Exp Neurol. 2012 Jan;233(1):292-302. doi: 10.1016/j.expneurol.2011.10.018. Epub 2011 Oct 28.
High frequency stimulation of the subthalamic nucleus (HFS-STN) has been successfully introduced to treat symptoms of advanced Parkinson's disease (PD) (rigidity, tremor and akinesia). In spite of its extensive clinical practice, little is known at cellular level about the effects of a continuous train of electrical stimuli (>100 Hz) delivered in the STN. In this manuscript we examine the synaptic responses of substantia nigra pars compacta (SNpc) dopaminergic cells, upon continuous HFS-STN delivered in a rat brain slice preparation. We report that HFS-STN, delivered at frequencies resembling those used during DBS (100-130 Hz), caused synaptic responses in SNpc dopaminergic neurons, which summated progressively, until they reached a plateau within few tens of ms. However, if the HFS was maintained, a rapid fading of the synaptic response was observed, with an almost complete loss after 10s. Accordingly, the postsynaptic excitability, evaluated by the tonic firing rate of the SNpc dopaminergic neurons, remained unaltered during a continuous HFS-STN. Upon HFS termination, there was a rapid recovery of synaptic function. Neither a converging synaptic input, evoked by intranigral stimulation, nor the depolarizing responses to locally-applied AMPA, were affected during HFS. The loss of synaptic response by continuous HFS-STN was not prevented by inhibition of AMPA receptor desensitization, nor by antagonists of a variety of neurotransmitter receptors, known to depress synaptic transmission in the SNpc. We conclude that a HFS in the STN, with patterns resembling in vivo DBS, induces a rapid and input-specific suppression of the synaptic transmission from STN to SNpc dopaminergic neurons, that is maintained during an ongoing stimulation. The deficit of transmission between the STN and the SNpc could have a role in the therapeutic effects of the DBS procedure.

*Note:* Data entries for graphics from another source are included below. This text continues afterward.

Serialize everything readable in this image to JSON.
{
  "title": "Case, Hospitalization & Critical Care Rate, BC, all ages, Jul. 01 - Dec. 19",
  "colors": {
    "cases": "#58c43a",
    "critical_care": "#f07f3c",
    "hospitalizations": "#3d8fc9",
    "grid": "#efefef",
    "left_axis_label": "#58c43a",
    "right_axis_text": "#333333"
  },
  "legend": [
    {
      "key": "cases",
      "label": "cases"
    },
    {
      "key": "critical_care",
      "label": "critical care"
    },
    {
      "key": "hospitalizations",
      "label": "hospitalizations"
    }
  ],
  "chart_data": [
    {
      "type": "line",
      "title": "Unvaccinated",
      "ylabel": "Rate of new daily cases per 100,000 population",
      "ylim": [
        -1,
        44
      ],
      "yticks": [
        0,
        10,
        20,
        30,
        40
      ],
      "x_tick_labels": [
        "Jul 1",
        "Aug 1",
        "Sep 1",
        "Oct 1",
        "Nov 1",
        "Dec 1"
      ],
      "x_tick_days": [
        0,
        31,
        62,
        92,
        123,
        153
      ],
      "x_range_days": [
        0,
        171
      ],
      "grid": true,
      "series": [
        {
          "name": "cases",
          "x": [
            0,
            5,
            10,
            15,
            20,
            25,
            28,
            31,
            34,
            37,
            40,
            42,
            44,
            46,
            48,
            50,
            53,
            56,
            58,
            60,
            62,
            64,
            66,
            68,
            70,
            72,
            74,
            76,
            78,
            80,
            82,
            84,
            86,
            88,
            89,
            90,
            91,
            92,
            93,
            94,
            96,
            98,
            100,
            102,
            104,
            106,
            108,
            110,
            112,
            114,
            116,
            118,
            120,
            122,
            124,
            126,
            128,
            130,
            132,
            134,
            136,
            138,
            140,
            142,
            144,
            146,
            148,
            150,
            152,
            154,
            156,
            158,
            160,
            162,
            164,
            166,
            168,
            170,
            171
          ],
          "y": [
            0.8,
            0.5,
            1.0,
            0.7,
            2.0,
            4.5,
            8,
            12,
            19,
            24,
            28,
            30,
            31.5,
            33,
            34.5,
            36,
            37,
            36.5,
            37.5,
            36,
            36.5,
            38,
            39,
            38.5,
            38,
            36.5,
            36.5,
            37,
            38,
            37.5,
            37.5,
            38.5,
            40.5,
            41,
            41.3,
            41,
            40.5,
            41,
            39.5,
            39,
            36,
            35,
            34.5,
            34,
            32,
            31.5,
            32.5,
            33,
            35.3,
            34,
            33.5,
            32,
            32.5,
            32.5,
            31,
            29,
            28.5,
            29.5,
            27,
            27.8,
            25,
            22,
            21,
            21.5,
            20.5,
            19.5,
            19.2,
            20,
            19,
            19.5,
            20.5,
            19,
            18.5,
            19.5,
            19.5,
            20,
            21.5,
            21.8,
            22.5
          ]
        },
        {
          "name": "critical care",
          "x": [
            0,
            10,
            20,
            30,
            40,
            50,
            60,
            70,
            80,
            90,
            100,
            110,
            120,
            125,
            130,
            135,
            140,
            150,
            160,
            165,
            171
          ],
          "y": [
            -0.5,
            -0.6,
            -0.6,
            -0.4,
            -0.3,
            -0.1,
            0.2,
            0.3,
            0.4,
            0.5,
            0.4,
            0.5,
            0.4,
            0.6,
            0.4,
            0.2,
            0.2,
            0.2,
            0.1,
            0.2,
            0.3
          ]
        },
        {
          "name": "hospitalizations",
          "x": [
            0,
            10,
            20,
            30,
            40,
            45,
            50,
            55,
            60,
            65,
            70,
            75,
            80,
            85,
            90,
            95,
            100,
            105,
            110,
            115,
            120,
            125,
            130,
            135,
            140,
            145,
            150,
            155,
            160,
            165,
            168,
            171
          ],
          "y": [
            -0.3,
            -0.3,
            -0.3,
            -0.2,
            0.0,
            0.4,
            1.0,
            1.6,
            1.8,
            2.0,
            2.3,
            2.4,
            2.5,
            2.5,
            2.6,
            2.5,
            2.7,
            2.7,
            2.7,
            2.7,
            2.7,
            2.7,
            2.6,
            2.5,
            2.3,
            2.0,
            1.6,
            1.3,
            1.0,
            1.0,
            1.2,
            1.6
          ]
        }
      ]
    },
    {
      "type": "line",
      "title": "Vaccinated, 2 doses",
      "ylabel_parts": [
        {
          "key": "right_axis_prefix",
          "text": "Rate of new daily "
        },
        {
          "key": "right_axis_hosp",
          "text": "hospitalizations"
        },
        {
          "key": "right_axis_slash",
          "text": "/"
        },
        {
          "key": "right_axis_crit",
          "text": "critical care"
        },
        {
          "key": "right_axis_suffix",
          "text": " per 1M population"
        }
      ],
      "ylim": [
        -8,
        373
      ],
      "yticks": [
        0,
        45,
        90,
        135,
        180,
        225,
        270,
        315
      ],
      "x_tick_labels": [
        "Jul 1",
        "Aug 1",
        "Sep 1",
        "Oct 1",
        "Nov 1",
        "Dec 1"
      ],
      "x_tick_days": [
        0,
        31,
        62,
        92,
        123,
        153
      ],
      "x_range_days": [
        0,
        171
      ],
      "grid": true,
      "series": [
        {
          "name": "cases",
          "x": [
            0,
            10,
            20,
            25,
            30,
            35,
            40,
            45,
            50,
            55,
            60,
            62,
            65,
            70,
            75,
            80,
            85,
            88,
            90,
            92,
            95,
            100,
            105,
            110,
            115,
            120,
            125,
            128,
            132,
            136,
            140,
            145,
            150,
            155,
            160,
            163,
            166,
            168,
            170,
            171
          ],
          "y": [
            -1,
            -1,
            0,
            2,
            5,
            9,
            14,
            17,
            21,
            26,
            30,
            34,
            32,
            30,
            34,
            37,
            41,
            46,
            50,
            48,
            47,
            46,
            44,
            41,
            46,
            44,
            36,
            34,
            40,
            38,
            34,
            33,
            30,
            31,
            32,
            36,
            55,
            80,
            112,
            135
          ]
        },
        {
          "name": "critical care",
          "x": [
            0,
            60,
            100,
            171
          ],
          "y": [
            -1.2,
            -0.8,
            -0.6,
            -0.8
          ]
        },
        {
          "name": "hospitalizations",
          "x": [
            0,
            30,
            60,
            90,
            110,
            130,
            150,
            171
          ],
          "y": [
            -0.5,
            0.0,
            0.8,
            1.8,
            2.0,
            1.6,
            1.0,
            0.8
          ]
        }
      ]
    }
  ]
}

高频刺激丘脑底核(HFS-STN)已成功用于治疗晚期帕金森病(PD)的症状(僵硬、震颤和运动不能)。尽管它在临床实践中得到了广泛应用,但对于 STN 中传递的连续电刺激(>100 Hz)在细胞水平上的影响知之甚少。在本文中,我们研究了在大鼠脑切片制备中连续 HFS-STN 传递时,黑质致密部(SNpc)多巴胺能细胞的突触反应。我们报告说,HFS-STN 以类似于 DBS 期间使用的频率(100-130 Hz)传递时,会引起 SNpc 多巴胺能神经元的突触反应,这些反应逐渐累积,直到在几十毫秒内达到平台期。然而,如果维持 HFS,则会观察到突触反应迅速衰减,在 10 秒后几乎完全消失。因此,通过 SNpc 多巴胺能神经元的强直放电率评估的突触后兴奋性在连续 HFS-STN 期间保持不变。HFS 终止后,突触功能迅速恢复。在 HFS 期间,通过内黑质刺激引起的会聚突触输入以及对局部应用 AMPA 的去极化反应均不受影响。连续 HFS-STN 不会阻止 AMPA 受体脱敏的抑制或多种神经递质受体的拮抗剂防止突触反应的丧失,这些受体已知会抑制 SNpc 中的突触传递。我们得出结论,类似于体内 DBS 的模式的 STN 中的 HFS 会引起来自 STN 到 SNpc 多巴胺能神经元的突触传递的快速和输入特异性抑制,并且在持续刺激期间保持不变。STN 和 SNpc 之间的传输缺陷可能在 DBS 程序的治疗效果中起作用。